I think part of it is that I hold myself responsible for some things I did as a young mother that I feel like affected my children, in particular my older three children. The younger two, I think I got it together more. But with the older three, I still had anger issues. And I cannot hold myself blameless on that. I feel like I damaged them. And two of them have had drug issues and one of those is probably an alcoholic and not seeking treatment. The other one is married to a man who is older than her actual father.

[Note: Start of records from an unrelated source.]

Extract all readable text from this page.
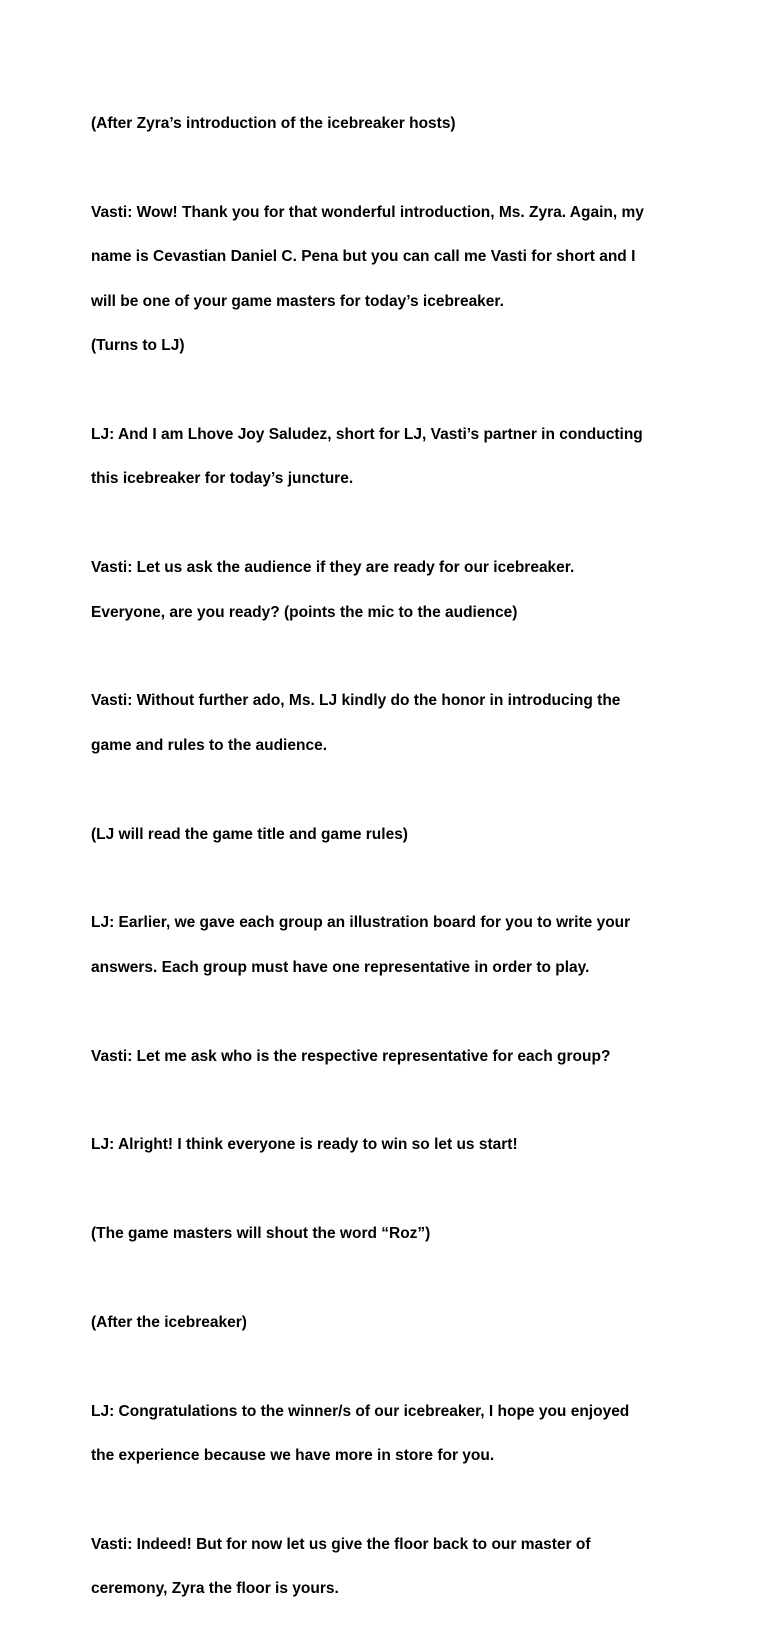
(After Zyra’s introduction of the icebreaker hosts)

Vasti: Wow! Thank you for that wonderful introduction, Ms. Zyra. Again, my

name is Cevastian Daniel C. Pena but you can call me Vasti for short and I

will be one of your game masters for today’s icebreaker.

(Turns to LJ)

LJ: And I am Lhove Joy Saludez, short for LJ, Vasti’s partner in conducting

this icebreaker for today’s juncture.

Vasti: Let us ask the audience if they are ready for our icebreaker.

Everyone, are you ready? (points the mic to the audience)

Vasti: Without further ado, Ms. LJ kindly do the honor in introducing the

game and rules to the audience.

(LJ will read the game title and game rules)

LJ: Earlier, we gave each group an illustration board for you to write your

answers. Each group must have one representative in order to play.

Vasti: Let me ask who is the respective representative for each group?

LJ: Alright! I think everyone is ready to win so let us start!

(The game masters will shout the word “Roz”)

(After the icebreaker)

LJ: Congratulations to the winner/s of our icebreaker, I hope you enjoyed

the experience because we have more in store for you.

Vasti: Indeed! But for now let us give the floor back to our master of

ceremony, Zyra the floor is yours.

I blame myself for these failings.  And I cannot seem to let myself off the hook, which of course means that I am playing God in my own life because I believe that God forgives – but how do I go on knowing that my kids are suffering the consequences of my sins? And this is exactly what happened to my mother. She killed herself with alcohol and partly because of what she did to me. Maybe? I don’t know what she was thinking. Maybe she wasn’t even sorry for abandoning me. Maybe she truly believed that was what I deserved. Maybe all she was focused on was the fact that dad had left her for another woman and my mother’s parents were so heartbroken over how their only daughter had turned out.

I don’t know how to make peace with my failings. It keeps coming back to haunt me. I’ll think that I have put it to rest and forgiven myself and let myself off the hook and then it will come back when I don’t expect it. Like with this next phase of my weight loss. I have to fight. I have to fight to set an example for my children. How is it going to help them if I kill myself, no matter how slowly I do it? How is it going to help them if I hate myself? They don’t want me to hate myself, I can tell you that with some confidence. I didn’t want my mother to hate herself after what she did to me. Maybe for a little while I did, but I was able to forgive her and all I wanted was for her to forgive herself and stop drinking.

The way for me to help my children is to love myself. It seems so simple but it is not easy. This is not a new discovery for me, but it is one that I seem to have to re-discover over and over again. God please, please help me to love myself for real, for permanent, for change. Please show me how to do it.